Familie: Rupert (43, LW- und FW-FA), Petra (40, LW- und FW-FA, Ortsbäuerin der Gemeinde Hof), Franziska (12), Eva-Maria (10). Eltern des Betriebsleiters: Maria (69), Anton (69).

Flächen: 25 ha Grünland mit Streuobstwiese (12 Apfel- und 4 Zwetschkenbäume), 10 ha Mischwald.

Vieh: 19 Fleckvieh-Milchkühe samt Nachzucht, 2 Duroc-Schweine, 13 Legehennen im mobilen Hühnerstall, 2 Tauernschecken-Ziegen, 1 kastrierter Bock, Zwerghasen und Katzen.

Fütterung: Gras, Heu, Kraftfutter (Zukauf) über Transponder an der Kraftfutterstation (0,15 kg /pro kg Milch). Im Sommer haben die Milchkühe Weidegang, das Jungvieh ist auf der Trattberg Alm.

Milch: Durchschnittliche Milchleistung 8500 kg, 4,0 % Fett und 3,4 % Eiweiß.

Vermarktung: Seit Anfang 2020 Bio-Obstsäfte und Bio-Heumilch in Flaschen. Rund 15 bis 20 l Milch werden täglich ab Hof verkauft, die restliche Milch wird an die Molkerei SalzburgMilch geliefert. Brenn- und Hackschnitzelverkauf ab Hof, Rundholz je nach Anfall.

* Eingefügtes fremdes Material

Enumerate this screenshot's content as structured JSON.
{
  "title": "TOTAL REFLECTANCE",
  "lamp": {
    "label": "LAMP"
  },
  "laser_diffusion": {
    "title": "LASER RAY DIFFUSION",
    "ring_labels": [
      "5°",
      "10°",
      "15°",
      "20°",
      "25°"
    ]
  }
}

  • Familie Putz betreibt ihren Milchviehbetrieb in Hof bei Salzburg im Nebenerwerb.
  • Mit der Milchproduktion, einer kleinen Direktvermarktung, als Schule- und Erlebnisbauernhof und mit Brennholz- und Hackschnitzelverkauf ist der Hof breit aufgestellt.
  • Durch den Neu- und Umbau des Stalls für 19 Kühe samt Nachzucht, mit Melkstand und moderner Heutrocknungsanlage, wurde viel Arbeitskapazität freigesetzt.
  • Für die hochwertige Bioheumilch wurde der Betrieb heuer bereits zum dritten Mal von der Molkerei SalzburgMilch als einer der 30 besten Lieferanten ausgezeichnet.
  • Weil die Nachfrage nach hochwertigen regionalen Lebensmitteln immer mehr steigt, denkt das Betriebsleiterpaar an die Eröffnung eines kleinen Hofladens.